Remarquons, Ivan, que ces pensées sont fort peu érotiques et que, bien loin de
favoriser la réalisation de tes érections, elles ont de quoi faire tomber un
obélisque, si ce dernier pouvait penser. Tu ferais mieux de les confronter
rigoureusement.
– Mais comment? Je pense tout ce que tu dis, mais tout cela est vrai. Ce sera
vraiment un désastre si je n’arrive plus à faire l’amour avec Juliette, et j’aime
mieux crever que de mener la vie d’un impuissant frustré.
– Mais qu’est-ce que tu racontes? Me diras-tu que si, à la suite d’un accident,
on devait t’amputer le pénis, tu préférerais la mort?
– Non, cela est idiot. Mais alors, ce ne serait plus de ma faute… Je ne pourrais
pas faire autrement et il ne me resterait qu’à me résigner.
– Mais si c’est cela que tu ferais dans l’éventualité d’un accident, pourquoi ne
le fais-tu pas tout de suite? Tu dis toi-même que si cet accident arrivait, tu
préférerais encore vivre que mourir, ce qui implique que tu trouverais encore
quelque agrément à la vie, même si pour toujours il te devenait impossible de
faire l’amour. Si cela est vrai dans le cas de l’amputation, à plus forte raison cela
doit l’être aussi alors que tu es encore doté d’un pénis. Tu ferais donc mieux de
te convaincre de la vérité que tu viens toi-même d’énoncer, à savoir: une vie sans
copulation peut tout de même être passionnante et il existe d’autres plaisirs que
celui, très réel, que l’on peut trouver dans l’orgasme. Tu ferais mieux de
considérer tes échecs comme désagréables et ennuyeux, mais non pas comme
terribles et catastrophiques.
– Voilà un remède pénible à avaler…
– Peut-être, mais si la confrontation de tes idées n’est pas une partie de plaisir,
l’effet que ces idées produisent chez toi n’est pas non plus très rigolo.

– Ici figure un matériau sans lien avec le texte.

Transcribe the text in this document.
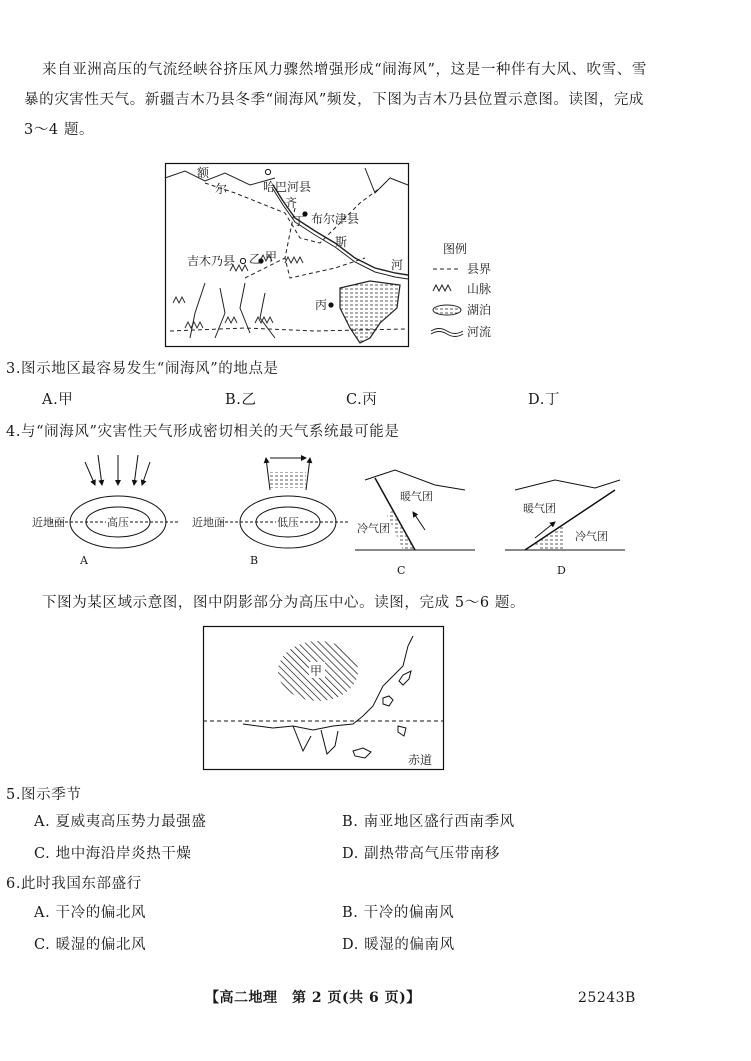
来自亚洲高压的气流经峡谷挤压风力骤然增强形成“闹海风”，这是一种伴有大风、吹雪、雪
暴的灾害性天气。新疆吉木乃县冬季“闹海风”频发，下图为吉木乃县位置示意图。读图，完成
3～4 题。
额
尔	哈巴河县
齐
丁 布尔津县
斯
河
吉木乃县 乙 甲
丙
图例
县界
山脉
湖泊
河流
3.图示地区最容易发生“闹海风”的地点是
A.甲	B.乙	C.丙	D.丁
4.与“闹海风”灾害性天气形成密切相关的天气系统最可能是
高压
近地面
A
低压
近地面
B
暖气团
冷气团
C
暖气团
冷气团
D
下图为某区域示意图，图中阴影部分为高压中心。读图，完成 5～6 题。
甲
赤道
5.图示季节
A. 夏威夷高压势力最强盛	B. 南亚地区盛行西南季风
C. 地中海沿岸炎热干燥	D. 副热带高气压带南移
6.此时我国东部盛行
A. 干冷的偏北风	B. 干冷的偏南风
C. 暖湿的偏北风	D. 暖湿的偏南风
【高二地理　第 2 页(共 6 页)】	25243B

– Mais ma femme Juliette, dans tout cela, que devient-elle? C’est bien beau
pour moi de confronter mes idées et de me résoudre à voir mes érections
s’effondrer sans trop de désespoir, mais elle? Je ne peux tout de même pas lui
imposer de passer ses jours avec un impuissant et de garder le sourire!
– Tu ne peux en effet rien lui imposer, et il sera peut-être pénible pour elle
d’accepter ton impuissance si, en fait, elle doit se continuer encore longtemps, ce
qui est loin d’être certain. Cependant, cela constituera son problème à elle, et
non le tien. Heureusement, d’ailleurs, il existe d’autres moyens que le coït que ta
femme et toi pouvez utiliser pour lui permettre d’atteindre sa jouissance
sexuelle. Il n’est pas certain qu’un vagin fasse une énorme différence entre un
pénis et autre chose, comme des légions de femmes ayant des préférences
homosexuelles l’ont démontré depuis des siècles!»

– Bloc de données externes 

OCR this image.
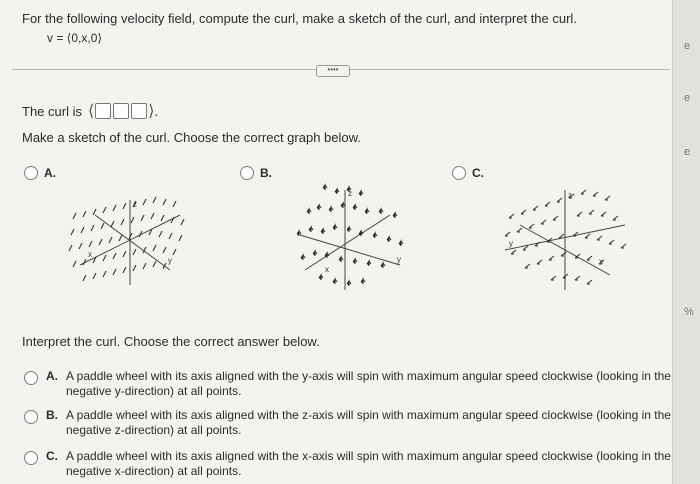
e
e
e
%
For the following velocity field, compute the curl, make a sketch of the curl, and interpret the curl.
v = ⟨0,x,0⟩
••••
The curl is ⟨	⟩ .
Make a sketch of the curl. Choose the correct graph below.
A.	B.	C.
x
z
y
z
y
x
z
x
y
Interpret the curl. Choose the correct answer below.
A. A paddle wheel with its axis aligned with the y-axis will spin with maximum angular speed clockwise (looking in the negative y-direction) at all points.
B. A paddle wheel with its axis aligned with the z-axis will spin with maximum angular speed clockwise (looking in the negative z-direction) at all points.
C. A paddle wheel with its axis aligned with the x-axis will spin with maximum angular speed clockwise (looking in the negative x-direction) at all points.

Ivan résolut de confronter ses idées. Je continuai à l’encourager à occuper son
esprit à des pensées érotiques, quel que soit leur contenu, pendant qu’il avait des
rapports avec son épouse, de penser à Brigitte Bardot ou à Sophia Loren ou de
s’imaginer être le roi Salomon avec ses six cents concubines, si ces pensées
pouvaient lui procurer des réactions physiologiques appropriées.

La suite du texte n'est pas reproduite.